5. Then flatten the fish, put
the head of the fishinto the oil and fry for 2 minutes. When the fish body is golden, you can take it out.6. Leave a little oil in the pan, heat to 60% hot, add chopped green onions, ginger, garlic, vinegar, soy sauce, white sugar and clear soup to thicken and use wet starch to thicken.
7. Add a little cooked oil, quickly take out and pour onto the fish.
Homemade Sugar-Vinegar Carp
Ingredients Preparation

500g carp, green onions, ginger, garlic,
light soy sauce,vinegar, sugar,tomato sauce,cooking wine, salt, starch,flour.Steps1. Clean the carp, drain the water, cut 2.5cm on both sides of the fish, marinate with
pepper powder, a small amount of salt and light soy sauce.
2. Mix light soy sauce, cooking wine, vinegar, sugar, 1 spoon of tomato sauce and appropriate amount of water to make sugar-vinegar sauce.3. Mix flour and starch to make a paste and evenly coat the marinated fish.4. Put oil in the pan, wait for the oil to heat to 70%, use a handle to hold the fish tail, briefly fry the fish head, then pour hot oil on the fish, wait for the paste to solidify, and then slowly put the fish into the hot oil.
5. Fry the fish until it is golden, then remove and drain the oil.
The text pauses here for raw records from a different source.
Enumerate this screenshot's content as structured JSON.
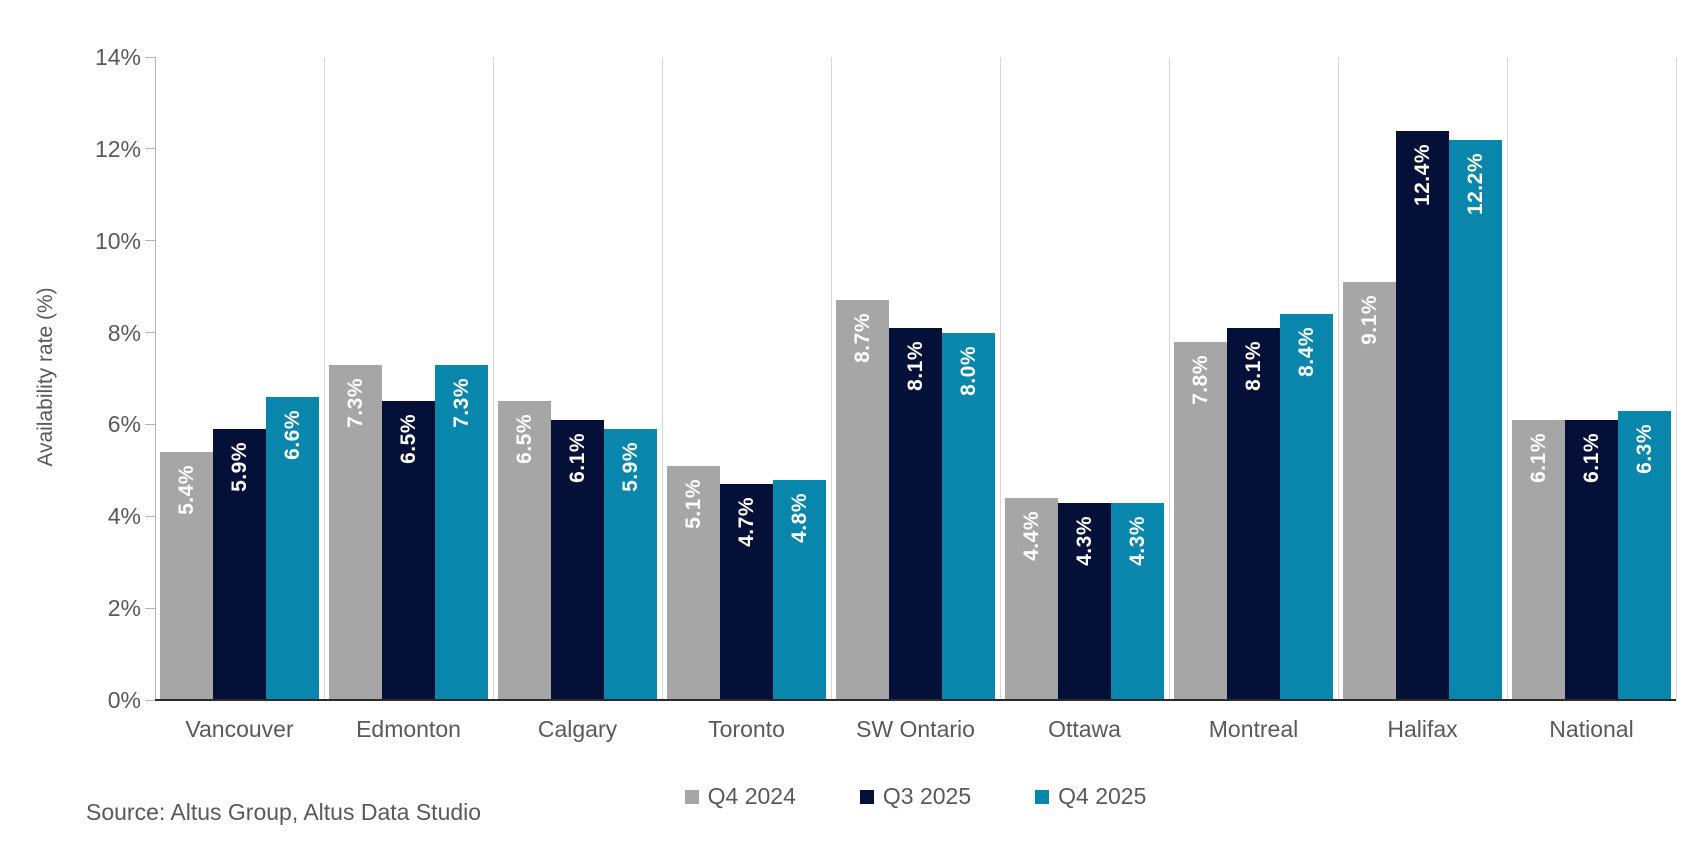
{
  "chart_data": {
    "type": "bar",
    "title": "",
    "ylabel": "Availability rate (%)",
    "xlabel": "",
    "categories": [
      "Vancouver",
      "Edmonton",
      "Calgary",
      "Toronto",
      "SW Ontario",
      "Ottawa",
      "Montreal",
      "Halifax",
      "National"
    ],
    "series": [
      {
        "name": "Q4 2024",
        "color": "#a6a6a6",
        "values": [
          5.4,
          7.3,
          6.5,
          5.1,
          8.7,
          4.4,
          7.8,
          9.1,
          6.1
        ]
      },
      {
        "name": "Q3 2025",
        "color": "#051038",
        "values": [
          5.9,
          6.5,
          6.1,
          4.7,
          8.1,
          4.3,
          8.1,
          12.4,
          6.1
        ]
      },
      {
        "name": "Q4 2025",
        "color": "#0886ab",
        "values": [
          6.6,
          7.3,
          5.9,
          4.8,
          8.0,
          4.3,
          8.4,
          12.2,
          6.3
        ]
      }
    ],
    "ylim": [
      0,
      14
    ],
    "ytick_step": 2,
    "ytick_suffix": "%",
    "value_label_suffix": "%",
    "value_label_decimals": 1,
    "value_label_color": "#ffffff",
    "grid": "vertical-category-boundaries-only",
    "legend_position": "bottom-center"
  },
  "source_note": "Source: Altus Group, Altus Data Studio"
}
6. Leave a little oil in the wok, add chopped green onions, ginger and garlic to sauté, add the previously prepared sauce, add a little wet starch to thicken and pour onto the fish.
Sugar-Vinegar Carp Preparation Notes
1. The sugar-vinegar sauce should be prepared in a separate pan at the time the fish is fried, and poured onto the fish to make the fish more flavorful.
2. The thickness of the carp should be consistent.
3. When frying, use a handle to hold the fish tail, while frying, pour hot oil to shape, and then completely put the fish into the hot oil to soak and fry.

4. Pay attention to controlling the heat. When first put into the pot, the oil temperature should be higher (about 80%), but do not increase the oil temperature after putting it in the pot. Fry until it is golden, but do not burn it.
Cut the carp evenly.
When frying, hold the fish by its tail, and drizzle hot oil over it while frying. After it has set, put it completely into the oil to deep-fry. Pressing on the fish body helps the dish absorb flavor and moisture.
Pay attention to the heat. When first put into the pot, the oil temperature should be high (about 80% heat), but do not increase the oil temperature after putting it in. Fry until it turns golden yellow, but do not fry it until it is burnt.